Let’s start with a simple example of filtering and summarizing data using dplyr. Suppose you have a dataset of sales transactions and you want to calculate the total revenue for each product category.

## Load tidyverse
library(tidyverse)

## Example data: sales data with product categories and prices
sales_data <- tibble(
  category = c("A", "B", "A", "C", "B", "A"),
  price = c(100, 200, 150, 300, 120, 90)
)

## Summarize total revenue per category
sales_data %>%
  group_by(category) %>%
  summarize(total_revenue = sum(price))

# A tibble: 3 × 2
  category total_revenue
  <chr>            <dbl>
1 A                  340
2 B                  320
3 C                  300

This code shows how you can quickly group data by category and calculate total revenue for each one—making it easy to uncover key insights with minimal code.

9.3.1.2 Example 2: Reshaping Data with `tidyr`

Next, let’s look at reshaping data with tidyr. Suppose you have a dataset in wide format (one row per category with multiple columns for different metrics) and you want to pivot it to long format for easier analysis.

## Example wide data
wide_data <- tibble(
  category = c("A", "B", "C"),
  Q1_sales = c(100, 150, 200),
  Q2_sales = c(110, 160, 210)
)

## Pivot to long format
long_data <- wide_data %>%
  pivot_longer(cols = starts_with("Q"), names_to = "quarter", values_to = "sales")

long_data

# A tibble: 6 × 3
  category quarter  sales
  <chr>    <chr>    <dbl>
1 A        Q1_sales   100
2 A        Q2_sales   110
3 B        Q1_sales   150
4 B        Q2_sales   160
5 C        Q1_sales   200
6 C        Q2_sales   210

This example demonstrates how easily tidyr can reshape data, making it ready for analysis or visualization.

9.3.1.3 Example 3: Visualization with `ggplot2`

Finally, let’s take a peek at how ggplot2 can help you create beautiful visualizations. Suppose you want to visualize the sales data from earlier.

## Example long data
long_data <- tibble(
  category = c("A", "A", "B", "B", "C", "C"),
  quarter = c("Q1", "Q2", "Q1", "Q2", "Q1", "Q2"),
  sales = c(100, 140, 150, 170, 200, 210)
)

## Visualizing sales data using ggplot2
ggplot(long_data, aes(x = quarter, y = sales, group = category, color = category)) +
  geom_line() +
  geom_point() +
  labs(title = "Sales by Quarter and Category", x = "Quarter", y = "Sales") +
  theme_minimal()

With just a few lines of code, you can generate a clean, professional-looking plot that helps you communicate your findings.

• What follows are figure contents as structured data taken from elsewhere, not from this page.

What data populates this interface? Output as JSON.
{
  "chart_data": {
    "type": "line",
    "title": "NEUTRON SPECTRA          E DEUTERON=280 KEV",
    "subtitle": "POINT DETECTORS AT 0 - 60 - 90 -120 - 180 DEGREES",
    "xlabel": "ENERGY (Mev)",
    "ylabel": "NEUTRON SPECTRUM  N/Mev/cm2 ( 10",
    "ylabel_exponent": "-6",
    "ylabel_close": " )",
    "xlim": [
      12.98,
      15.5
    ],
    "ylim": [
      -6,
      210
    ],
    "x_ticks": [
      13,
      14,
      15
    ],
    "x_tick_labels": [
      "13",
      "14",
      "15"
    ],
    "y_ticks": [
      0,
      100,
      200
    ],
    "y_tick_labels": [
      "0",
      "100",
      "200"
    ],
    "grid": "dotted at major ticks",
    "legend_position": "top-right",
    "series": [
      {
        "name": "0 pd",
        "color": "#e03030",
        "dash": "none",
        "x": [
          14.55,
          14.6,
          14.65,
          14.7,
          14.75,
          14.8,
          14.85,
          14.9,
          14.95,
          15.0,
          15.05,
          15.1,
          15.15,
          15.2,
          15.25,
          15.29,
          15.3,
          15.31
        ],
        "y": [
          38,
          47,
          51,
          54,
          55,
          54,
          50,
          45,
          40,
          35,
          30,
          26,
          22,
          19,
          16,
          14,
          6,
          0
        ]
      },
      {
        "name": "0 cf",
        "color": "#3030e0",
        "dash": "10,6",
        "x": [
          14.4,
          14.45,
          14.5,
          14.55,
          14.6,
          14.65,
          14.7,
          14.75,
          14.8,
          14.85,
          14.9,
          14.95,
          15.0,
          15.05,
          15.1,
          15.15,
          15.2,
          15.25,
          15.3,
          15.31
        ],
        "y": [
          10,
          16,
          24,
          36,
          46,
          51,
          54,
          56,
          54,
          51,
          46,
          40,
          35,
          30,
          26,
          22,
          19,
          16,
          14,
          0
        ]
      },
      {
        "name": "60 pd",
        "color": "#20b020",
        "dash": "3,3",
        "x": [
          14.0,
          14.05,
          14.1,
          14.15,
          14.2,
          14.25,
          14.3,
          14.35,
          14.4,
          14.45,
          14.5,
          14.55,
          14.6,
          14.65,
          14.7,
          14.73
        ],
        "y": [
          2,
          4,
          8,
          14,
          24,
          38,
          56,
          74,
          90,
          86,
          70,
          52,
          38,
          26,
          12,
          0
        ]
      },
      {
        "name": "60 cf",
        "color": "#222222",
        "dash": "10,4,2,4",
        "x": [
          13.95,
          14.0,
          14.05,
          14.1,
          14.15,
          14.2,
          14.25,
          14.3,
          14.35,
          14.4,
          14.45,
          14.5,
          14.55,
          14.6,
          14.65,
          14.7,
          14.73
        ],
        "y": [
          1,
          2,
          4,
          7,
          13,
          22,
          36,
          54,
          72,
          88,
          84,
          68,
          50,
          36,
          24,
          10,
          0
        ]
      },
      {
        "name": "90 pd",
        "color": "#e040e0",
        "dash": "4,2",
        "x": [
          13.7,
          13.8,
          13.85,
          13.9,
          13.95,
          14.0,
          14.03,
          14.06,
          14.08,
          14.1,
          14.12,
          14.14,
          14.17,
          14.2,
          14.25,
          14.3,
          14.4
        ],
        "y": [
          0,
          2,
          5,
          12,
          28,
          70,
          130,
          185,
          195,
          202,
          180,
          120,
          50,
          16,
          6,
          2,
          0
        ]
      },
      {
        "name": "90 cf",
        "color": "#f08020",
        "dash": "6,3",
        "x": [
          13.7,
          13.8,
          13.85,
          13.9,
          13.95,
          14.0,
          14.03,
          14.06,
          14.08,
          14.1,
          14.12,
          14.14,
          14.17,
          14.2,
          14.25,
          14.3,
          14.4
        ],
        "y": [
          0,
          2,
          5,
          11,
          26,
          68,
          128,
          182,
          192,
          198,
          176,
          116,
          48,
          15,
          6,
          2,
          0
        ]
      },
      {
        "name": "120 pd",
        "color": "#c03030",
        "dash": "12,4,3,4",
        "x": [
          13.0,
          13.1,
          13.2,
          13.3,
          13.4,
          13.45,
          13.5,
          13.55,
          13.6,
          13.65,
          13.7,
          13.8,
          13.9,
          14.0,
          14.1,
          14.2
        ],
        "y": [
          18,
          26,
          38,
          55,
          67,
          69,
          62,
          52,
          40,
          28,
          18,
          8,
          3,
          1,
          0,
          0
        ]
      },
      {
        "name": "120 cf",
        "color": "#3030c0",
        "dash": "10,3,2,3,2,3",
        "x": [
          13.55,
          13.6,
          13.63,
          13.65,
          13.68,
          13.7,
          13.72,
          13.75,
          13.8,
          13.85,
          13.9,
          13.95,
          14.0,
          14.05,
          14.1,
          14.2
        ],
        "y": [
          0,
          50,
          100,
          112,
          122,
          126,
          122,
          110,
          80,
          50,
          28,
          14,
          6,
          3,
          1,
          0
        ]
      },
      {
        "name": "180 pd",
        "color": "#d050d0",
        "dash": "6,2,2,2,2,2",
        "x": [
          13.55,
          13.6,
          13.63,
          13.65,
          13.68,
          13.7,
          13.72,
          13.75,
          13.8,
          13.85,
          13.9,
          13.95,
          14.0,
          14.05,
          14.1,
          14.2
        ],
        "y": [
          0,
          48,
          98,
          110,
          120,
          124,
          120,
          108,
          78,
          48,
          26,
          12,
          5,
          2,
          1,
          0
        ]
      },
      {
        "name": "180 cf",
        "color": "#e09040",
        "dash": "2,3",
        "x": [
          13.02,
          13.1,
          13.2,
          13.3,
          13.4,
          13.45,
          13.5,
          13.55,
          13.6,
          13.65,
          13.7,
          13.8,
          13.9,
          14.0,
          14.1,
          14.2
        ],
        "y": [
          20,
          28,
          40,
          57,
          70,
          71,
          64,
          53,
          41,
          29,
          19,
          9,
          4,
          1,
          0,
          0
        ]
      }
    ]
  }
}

9.4 What to Expect in the Coming Chapters

In the upcoming chapters, we will explore each of these tools in depth. You’ll learn how to:

Import data from various sources.
Inspect data for missing values and outliers.
Transform data to be tidy and ready for analysis.
Manipulate rows, columns, and summarize data using tidyverse functions.
Visualize data effectively to communicate your insights.

The tidyverse provides an intuitive, powerful framework that makes all of this possible. By the end of these chapters, you’ll be comfortable using the tidyverse to wrangle your data and extract valuable insights from it.